Longstreet recalled to his mind the map, considered the necessary preparations. The lane past the school house, by which they had come forward yesterday, would be their best guide in withdrawing. He summoned his divisional commanders to tell them what they must do. Pickett was silent with sorrow. McLaws had little to report, but General Law had been kept all day on the alert by enemy cavalry.

At ten o'clock Colonel Alexander came to say his guns were all withdrawn behind the ridge and their ammunition replenished. “We'll get no more till we meet the reserve trains, but we have enough for an hour or two of careful work.”

Longstreet, watching Pickett, thought it would do him good to talk to someone. “General,” he said, “here's Colonel Alexander. Did his guns serve you well?” He wondered whether Pickett would repeat that complaint he had made when the charge failed.
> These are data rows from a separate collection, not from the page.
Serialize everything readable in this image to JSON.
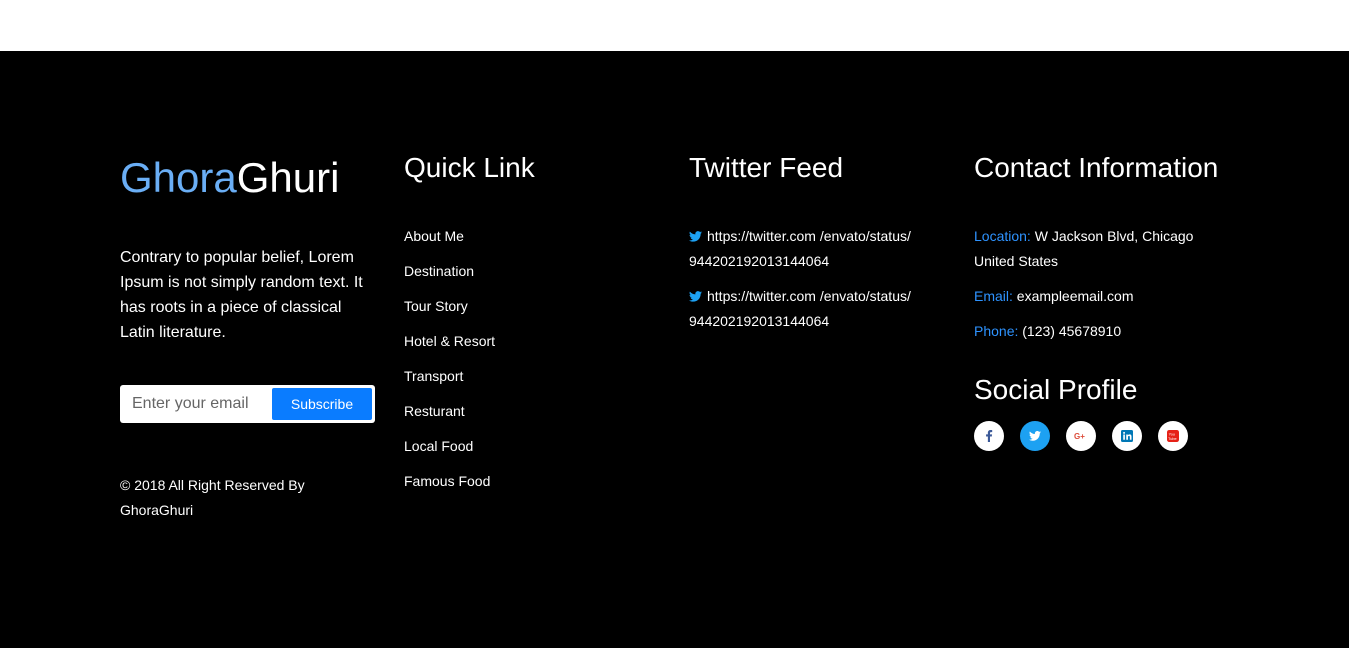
{
  "brand": {
    "part1": "Ghora",
    "part2": "Ghuri"
  },
  "about_text": "Contrary to popular belief, Lorem Ipsum is not simply random text. It has roots in a piece of classical Latin literature.",
  "subscribe": {
    "placeholder": "Enter your email",
    "button_label": "Subscribe"
  },
  "copyright": "© 2018 All Right Reserved By GhoraGhuri",
  "quick_link": {
    "heading": "Quick Link",
    "items": [
      "About Me",
      "Destination",
      "Tour Story",
      "Hotel & Resort",
      "Transport",
      "Resturant",
      "Local Food",
      "Famous Food"
    ]
  },
  "twitter": {
    "heading": "Twitter Feed",
    "tweets": [
      "https://twitter.com /envato/status/ 944202192013144064",
      "https://twitter.com /envato/status/ 944202192013144064"
    ]
  },
  "contact": {
    "heading": "Contact Information",
    "location_label": "Location:",
    "location_value": "W Jackson Blvd, Chicago United States",
    "email_label": "Email:",
    "email_value": "exampleemail.com",
    "phone_label": "Phone:",
    "phone_value": "(123) 45678910"
  },
  "social": {
    "heading": "Social Profile",
    "icons": [
      "facebook-icon",
      "twitter-icon",
      "google-plus-icon",
      "linkedin-icon",
      "youtube-icon"
    ]
  },
  "colors": {
    "accent_blue": "#0a7cff",
    "label_blue": "#2e93ff",
    "brand_light_blue": "#6aaef5",
    "twitter_blue": "#1da1f2",
    "background": "#000000"
  }
}
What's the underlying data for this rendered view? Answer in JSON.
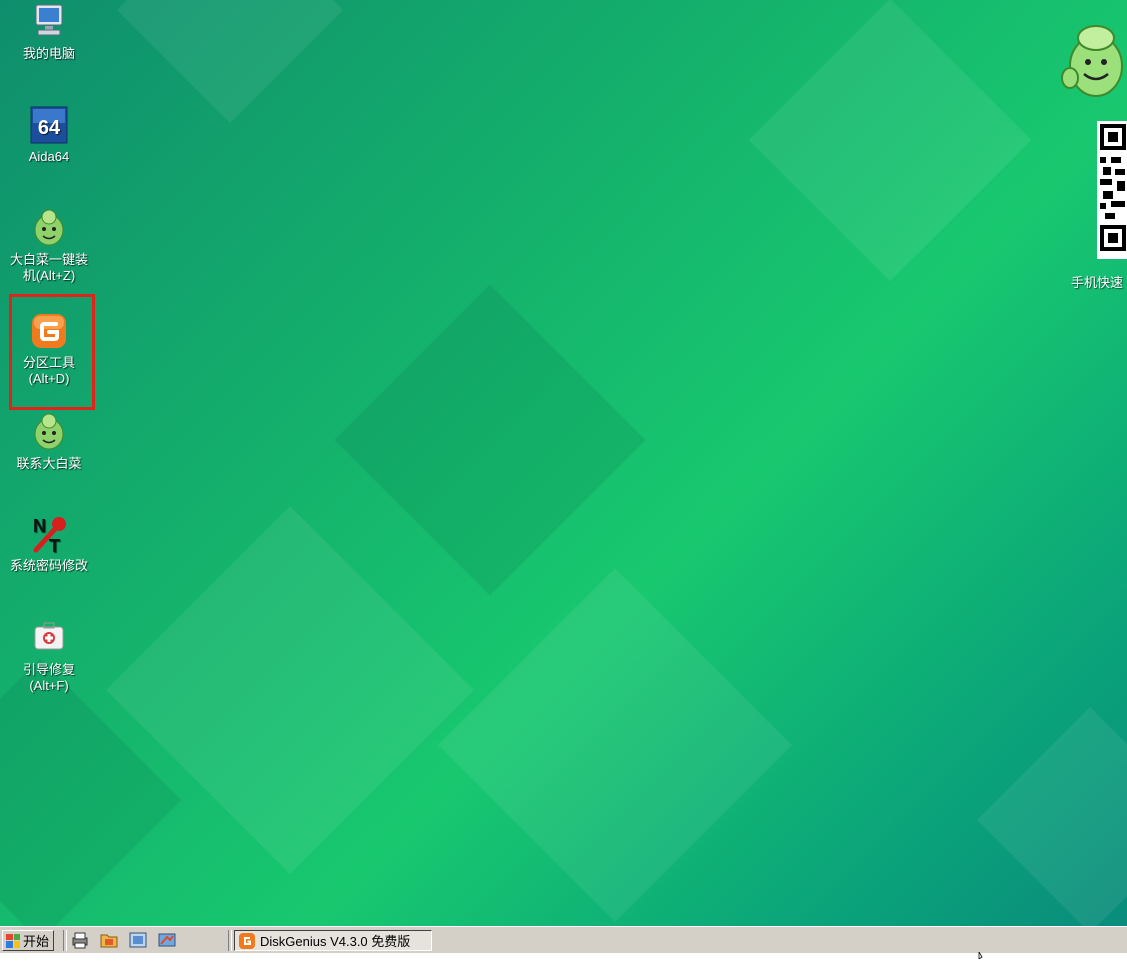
{
  "desktop": {
    "icons": [
      {
        "label_lines": [
          "我的电脑"
        ],
        "icon": "computer-icon"
      },
      {
        "label_lines": [
          "Aida64"
        ],
        "icon": "aida64-icon"
      },
      {
        "label_lines": [
          "大白菜一键装",
          "机(Alt+Z)"
        ],
        "icon": "dabaicai-install-icon"
      },
      {
        "label_lines": [
          "分区工具",
          "(Alt+D)"
        ],
        "icon": "diskgenius-icon"
      },
      {
        "label_lines": [
          "联系大白菜"
        ],
        "icon": "dabaicai-contact-icon"
      },
      {
        "label_lines": [
          "系统密码修改"
        ],
        "icon": "nt-password-icon"
      },
      {
        "label_lines": [
          "引导修复",
          "(Alt+F)"
        ],
        "icon": "boot-repair-icon"
      }
    ],
    "right": {
      "qr_label": "手机快速",
      "mascot_icon": "dabaicai-mascot-icon",
      "qr_icon": "qr-code-icon"
    },
    "highlight_color": "#e0241a"
  },
  "taskbar": {
    "start_label": "开始",
    "quick_launch": [
      "printer-icon",
      "folder-icon",
      "screen-icon",
      "tools-icon"
    ],
    "active_task": "DiskGenius V4.3.0 免费版",
    "active_task_icon": "diskgenius-icon"
  }
}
Pickett looked up and seemed to collect his thoughts. “Why, yes, Colonel,” he said. “The enemy batteries on our right and in our front did us very little harm. There was one gun off to the right that had us under enfilade. I saw one shell knock over eleven men. But aside from that, we weren't hit hard.” He hesitated, his eyes clouding with memories. “We were all right till Garnett reached the wall,” he said. “Kemper was fifty yards behind, and Armistead too; so Garnett's men took the first volley. It staggered them. Kemper was lapping
Garnett a little; so I swung him more to the right, and then Armistead came up, and we all went in together.” Longstreet saw that to talk did seem to steady him. Pickett said to Alexander: “Your guns helped. Yes.”

“We drew their fire, at least,” Alexander remarked. “We had a hundred and forty men killed and wounded, lost about as many horses.”

Pickett seemed to shudder. “I dread our next roll call. We must have lost fully half our strength, two or three thousand men.”

When Colonel Alexander left them, Longstreet stayed with Pickett in slow talk with many silences. After a time General Imboden rode into the firelight and dismounted. Longstreet rose to greet him, and the cavalryman said: “General, I've just seen General Lee.” They drew aside together, and Imboden explained: “I am to guard the trains on the retreat. General Lee wants all wagons and ambulances ready to start early in the morning.”